Andrzej Bronisław Meyer (6 August 1955 in Białystok -23 January 2016) was a Polish economist, entrepreneur and local government official, in 2011-2014 Vice President of Białystok and in 2014-2015 Voivode of Podlaskie Voivodeship.

==Biography==
Son of Bronisław and Janina. He graduated in economics from the University of Białystok. He ran his own business in the field of real estate management, he also dealt with tax consultancy, and was a member of the authorities of the National Chamber of Tax Advisors. In 1990, he joined the Liberal Democratic Congress, and in the same year he became a councilor of Białystok for the first term. From 1994 he was a member of the Freedom Union, and in 2005 he joined the Civic Platform, where he held, among others, the function of regional secretary. In 2011, he became the vice-president of Białystok.
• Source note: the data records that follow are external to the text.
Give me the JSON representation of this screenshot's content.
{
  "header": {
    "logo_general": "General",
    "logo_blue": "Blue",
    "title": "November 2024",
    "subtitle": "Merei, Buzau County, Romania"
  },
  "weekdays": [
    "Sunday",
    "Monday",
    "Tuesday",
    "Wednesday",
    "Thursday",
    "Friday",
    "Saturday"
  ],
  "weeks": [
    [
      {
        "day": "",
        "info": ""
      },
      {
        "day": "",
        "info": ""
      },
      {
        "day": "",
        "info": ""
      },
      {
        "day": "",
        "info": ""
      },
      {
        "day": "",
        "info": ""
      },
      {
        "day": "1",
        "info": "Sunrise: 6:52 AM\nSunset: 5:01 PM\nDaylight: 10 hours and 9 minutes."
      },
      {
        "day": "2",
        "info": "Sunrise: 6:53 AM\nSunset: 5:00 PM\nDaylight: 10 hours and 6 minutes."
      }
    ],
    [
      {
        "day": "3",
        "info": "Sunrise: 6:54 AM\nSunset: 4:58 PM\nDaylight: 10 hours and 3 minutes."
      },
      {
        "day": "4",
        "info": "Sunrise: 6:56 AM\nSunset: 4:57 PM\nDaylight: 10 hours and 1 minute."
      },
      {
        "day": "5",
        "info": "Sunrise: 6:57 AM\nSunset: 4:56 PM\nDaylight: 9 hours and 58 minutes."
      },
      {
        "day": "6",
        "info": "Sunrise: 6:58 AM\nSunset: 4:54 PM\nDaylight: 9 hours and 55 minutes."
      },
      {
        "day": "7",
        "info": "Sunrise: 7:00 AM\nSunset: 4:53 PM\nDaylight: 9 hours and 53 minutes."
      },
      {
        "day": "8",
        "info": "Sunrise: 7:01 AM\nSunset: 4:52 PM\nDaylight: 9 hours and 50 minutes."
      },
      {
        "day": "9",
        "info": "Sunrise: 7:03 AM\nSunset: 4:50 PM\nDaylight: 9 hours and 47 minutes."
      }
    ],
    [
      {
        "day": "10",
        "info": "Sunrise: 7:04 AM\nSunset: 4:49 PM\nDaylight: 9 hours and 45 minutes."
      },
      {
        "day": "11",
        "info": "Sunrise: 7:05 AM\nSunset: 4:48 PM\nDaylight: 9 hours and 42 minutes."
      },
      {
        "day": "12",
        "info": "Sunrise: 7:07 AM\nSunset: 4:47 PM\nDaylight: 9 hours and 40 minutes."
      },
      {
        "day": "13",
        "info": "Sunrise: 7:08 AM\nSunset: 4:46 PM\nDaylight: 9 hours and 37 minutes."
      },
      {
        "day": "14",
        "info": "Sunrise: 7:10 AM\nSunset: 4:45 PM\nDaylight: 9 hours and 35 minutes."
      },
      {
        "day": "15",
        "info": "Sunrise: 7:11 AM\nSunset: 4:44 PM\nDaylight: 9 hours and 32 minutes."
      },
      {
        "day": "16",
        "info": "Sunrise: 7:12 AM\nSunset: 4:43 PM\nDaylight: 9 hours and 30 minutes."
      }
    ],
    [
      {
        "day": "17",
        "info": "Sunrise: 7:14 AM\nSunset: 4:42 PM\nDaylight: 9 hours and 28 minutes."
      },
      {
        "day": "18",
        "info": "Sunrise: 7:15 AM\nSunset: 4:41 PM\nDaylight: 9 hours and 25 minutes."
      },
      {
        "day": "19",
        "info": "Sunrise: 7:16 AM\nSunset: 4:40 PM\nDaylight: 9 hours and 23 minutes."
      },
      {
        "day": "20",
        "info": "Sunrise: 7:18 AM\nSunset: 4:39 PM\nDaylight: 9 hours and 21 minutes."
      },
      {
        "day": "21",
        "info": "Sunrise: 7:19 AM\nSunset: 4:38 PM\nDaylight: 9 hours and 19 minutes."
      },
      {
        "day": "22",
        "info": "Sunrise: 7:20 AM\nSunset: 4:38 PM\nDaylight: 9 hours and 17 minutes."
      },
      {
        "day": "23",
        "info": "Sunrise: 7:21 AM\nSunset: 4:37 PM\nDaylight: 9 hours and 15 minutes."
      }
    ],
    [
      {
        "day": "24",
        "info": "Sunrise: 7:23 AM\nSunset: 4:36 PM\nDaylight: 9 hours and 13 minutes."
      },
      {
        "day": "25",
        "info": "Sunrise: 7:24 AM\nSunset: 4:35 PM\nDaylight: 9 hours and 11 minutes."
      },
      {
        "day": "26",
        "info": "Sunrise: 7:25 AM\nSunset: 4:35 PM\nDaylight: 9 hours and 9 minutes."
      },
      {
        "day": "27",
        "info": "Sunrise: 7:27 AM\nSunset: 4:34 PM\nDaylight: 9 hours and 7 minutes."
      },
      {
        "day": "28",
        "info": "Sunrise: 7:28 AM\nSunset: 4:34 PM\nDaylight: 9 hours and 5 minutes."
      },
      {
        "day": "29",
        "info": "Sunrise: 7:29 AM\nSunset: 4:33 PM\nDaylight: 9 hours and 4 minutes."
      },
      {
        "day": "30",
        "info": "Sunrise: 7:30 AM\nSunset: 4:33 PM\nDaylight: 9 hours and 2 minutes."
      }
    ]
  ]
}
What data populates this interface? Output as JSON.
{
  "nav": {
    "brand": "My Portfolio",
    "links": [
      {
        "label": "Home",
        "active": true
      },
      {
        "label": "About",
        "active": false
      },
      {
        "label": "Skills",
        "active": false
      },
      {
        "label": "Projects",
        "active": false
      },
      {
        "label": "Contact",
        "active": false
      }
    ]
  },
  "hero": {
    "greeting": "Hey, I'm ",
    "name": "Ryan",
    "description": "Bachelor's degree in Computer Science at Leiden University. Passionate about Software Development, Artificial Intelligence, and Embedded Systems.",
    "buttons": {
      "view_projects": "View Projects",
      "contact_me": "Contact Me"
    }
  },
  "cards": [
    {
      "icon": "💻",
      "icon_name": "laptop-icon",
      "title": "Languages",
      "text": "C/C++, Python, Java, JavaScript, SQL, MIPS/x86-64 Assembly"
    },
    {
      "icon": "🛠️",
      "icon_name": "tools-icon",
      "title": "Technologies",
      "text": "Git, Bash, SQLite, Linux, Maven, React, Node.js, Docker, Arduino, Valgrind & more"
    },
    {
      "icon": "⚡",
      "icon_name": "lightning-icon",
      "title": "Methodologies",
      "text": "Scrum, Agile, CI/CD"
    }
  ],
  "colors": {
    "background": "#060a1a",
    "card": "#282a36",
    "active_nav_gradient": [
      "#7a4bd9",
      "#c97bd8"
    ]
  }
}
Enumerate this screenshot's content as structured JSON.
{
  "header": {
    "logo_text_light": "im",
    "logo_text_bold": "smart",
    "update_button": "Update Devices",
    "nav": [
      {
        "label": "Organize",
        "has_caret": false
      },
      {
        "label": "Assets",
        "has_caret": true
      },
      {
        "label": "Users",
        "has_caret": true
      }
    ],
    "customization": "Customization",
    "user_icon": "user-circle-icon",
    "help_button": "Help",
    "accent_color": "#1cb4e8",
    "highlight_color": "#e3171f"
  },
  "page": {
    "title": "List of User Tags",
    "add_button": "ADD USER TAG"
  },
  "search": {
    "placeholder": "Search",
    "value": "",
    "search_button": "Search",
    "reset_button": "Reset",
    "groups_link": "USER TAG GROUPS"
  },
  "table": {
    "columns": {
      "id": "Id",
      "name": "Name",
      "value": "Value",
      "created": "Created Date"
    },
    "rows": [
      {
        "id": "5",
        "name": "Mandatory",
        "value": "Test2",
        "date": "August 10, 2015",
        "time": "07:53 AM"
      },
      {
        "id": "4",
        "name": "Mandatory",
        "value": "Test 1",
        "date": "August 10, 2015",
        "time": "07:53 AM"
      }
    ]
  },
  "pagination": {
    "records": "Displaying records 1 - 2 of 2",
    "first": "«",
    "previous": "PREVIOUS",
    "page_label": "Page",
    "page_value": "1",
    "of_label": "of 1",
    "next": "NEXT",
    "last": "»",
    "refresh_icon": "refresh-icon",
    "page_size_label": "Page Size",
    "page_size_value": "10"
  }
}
On December 22, 2014, he was appointed Voivode of Podlaskie Voivodeship. On October 6, 2015, he resigned after being charged with alleged failure to fulfill his duties during his term as vice-president of Białystok. The next day he was dismissed from his position. In 2015, he was awarded the Badge of Honor for Services to the Association of Siberians. He was married and had two children. He died of cancer. He was buried on January 27, 2016, at the Farny Cemetery in Białystok. In 2019, the City Council of Białystok named a roundabout at the intersection of Nowowarszawska and Ciołkowskiego streets after him.